Walking through the exhibition, I often felt a tug of war between influences, a struggle for artistic independence, going on within the works. The majority of the portraits are mediocre or are so dependent on European or Northern American influences, traditions, and artists that they become pastiches and lose the very Latin American qualities that give them their unique cultural feel. This is especially true of the portraits from the late 19th century onward.


These portraits, whether realist, Cubist, synchromistic, or conceptual and theory-leaden (as in the show’s very weak Modern and contemporary sections) are derivative, illustrative, and academic. The one exception is Kahlo’s original and inventive “Self-Portrait” – a painting of the artist, wearing a necklace of thorns from which hangs a dead hummingbird (a love charm), and who is surrounded by foliage and insects and flanked by a spider monkey and a black cat (the two traditional symbols of lust and infidelity).


This is a shame, as the show is beautiful up until about 1860. “Retratos” begins forcefully in the first gallery, with Jose Campeche’s charming dual portrait, “The Daughters of Governor Don Ramon de Castro” (1797), then moves immediately into some of the most striking and powerful works in the show, a handful of Pre-Columbian earthenware and stucco portraits.


These sturdy portrait vessels, each of which uniquely portrays the sitter’s character, age, and temperament, are broad and taut and stare forward with wide, almond-shaped eyes. Short and stout, they sit on their truncated necks and look like severed heads striving to keep their pursed mouths above water. Upside-down, Y-shaped handlespouts grow out of the tops of their heads and look like strange pincers that, through pain, give them strength. The heads are rubbery, serious, and heavy, weathered in a range of reddish browns and creams, and their demeanors and expressions convey suppressed growls that set the tone for the entire show.

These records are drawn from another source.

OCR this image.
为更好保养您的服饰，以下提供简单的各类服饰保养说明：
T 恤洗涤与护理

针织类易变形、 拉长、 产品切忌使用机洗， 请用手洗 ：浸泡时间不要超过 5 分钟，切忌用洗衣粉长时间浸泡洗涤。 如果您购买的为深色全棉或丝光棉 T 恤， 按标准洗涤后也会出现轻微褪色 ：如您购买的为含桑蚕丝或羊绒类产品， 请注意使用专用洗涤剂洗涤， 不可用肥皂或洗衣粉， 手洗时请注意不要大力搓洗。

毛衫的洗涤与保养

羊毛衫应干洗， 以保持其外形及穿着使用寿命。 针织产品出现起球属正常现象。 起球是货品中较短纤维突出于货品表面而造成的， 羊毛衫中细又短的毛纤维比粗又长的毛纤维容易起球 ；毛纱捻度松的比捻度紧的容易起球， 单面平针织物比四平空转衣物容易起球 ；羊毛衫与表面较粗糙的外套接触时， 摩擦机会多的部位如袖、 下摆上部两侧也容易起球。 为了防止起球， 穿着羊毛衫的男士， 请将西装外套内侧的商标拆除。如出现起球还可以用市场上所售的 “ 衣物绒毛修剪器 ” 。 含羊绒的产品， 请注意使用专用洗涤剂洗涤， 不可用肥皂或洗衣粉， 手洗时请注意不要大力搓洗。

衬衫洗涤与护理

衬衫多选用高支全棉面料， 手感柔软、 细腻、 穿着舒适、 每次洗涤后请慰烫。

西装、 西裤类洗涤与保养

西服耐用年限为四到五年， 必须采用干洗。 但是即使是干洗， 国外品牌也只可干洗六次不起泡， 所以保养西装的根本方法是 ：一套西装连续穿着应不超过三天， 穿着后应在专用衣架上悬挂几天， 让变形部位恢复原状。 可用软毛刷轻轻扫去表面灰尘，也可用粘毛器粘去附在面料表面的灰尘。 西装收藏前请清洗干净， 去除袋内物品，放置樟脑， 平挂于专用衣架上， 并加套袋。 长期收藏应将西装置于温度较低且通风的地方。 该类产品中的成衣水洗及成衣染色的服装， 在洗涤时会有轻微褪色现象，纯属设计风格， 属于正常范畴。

Other great works include the portraits of nuns, children, gentry, and the deceased. “Madre Maria Encarnacion Regalado,” by an unknown artist (c. 1860), portrays the nun as both child, when she entered the convent, and abbess, which she later became. She is as muscular as architecture, yet the scale of her child-body and her delicate and inquisitive, mask-like face betray innocence, fear, and wonder. Her black habit is magically both volume and void and firmly frames her face, which feels ready to pop under the pressure.


There are also a number of wonderful, very small portraits on view. “A Gentleman of the Canals Family Wearing Spectacles” by an unidentified artist of the Puerto Rican school (1840-55), a watercolor on ivory just under 3 inches high, glows a ghostly pearl, black, and Prussian blue. And “Death Portrait of a Lady” by an unidentified artist of the Mexican school (1850), a 3-inch-high gouache on bone, curves, swells, and envelops the deceased in a red pillow and green drape that are both softly caressing and tensely constraining.


Other works are wild and strange; familiar yet unfamiliar; contemporary yet out of this world. Abundio Rincon’s “Fray Francisco Rodriquez, Padre de Concula,” Mexican (1853), of the priest wearing sunglasses, looks like a portrait of Paul Schaffer. Some of the paintings feel French, Flemish, North American, or English. There are hints of Poussin color and Watteau frivolity, naive folk art, and van Dyck stature. “Woman from Puebla With Small Bouquet of Roses” (Mexican school, mid-19th century) looks like a better early Botero. Emanuel Lopez’s “Dona Maria Sanvia y Aguilar” (Mexican, late 18th century), a portrait of an old woman wearing an ethereal white shawl, feels as if it were carved from stone. And though it resembles a self-portrait by Grandma Moses, this work blows everything she ever did out of the water.


Until March 20, 2005 (1230 Fifth Avenue, at 104th Street, 212-831-7272).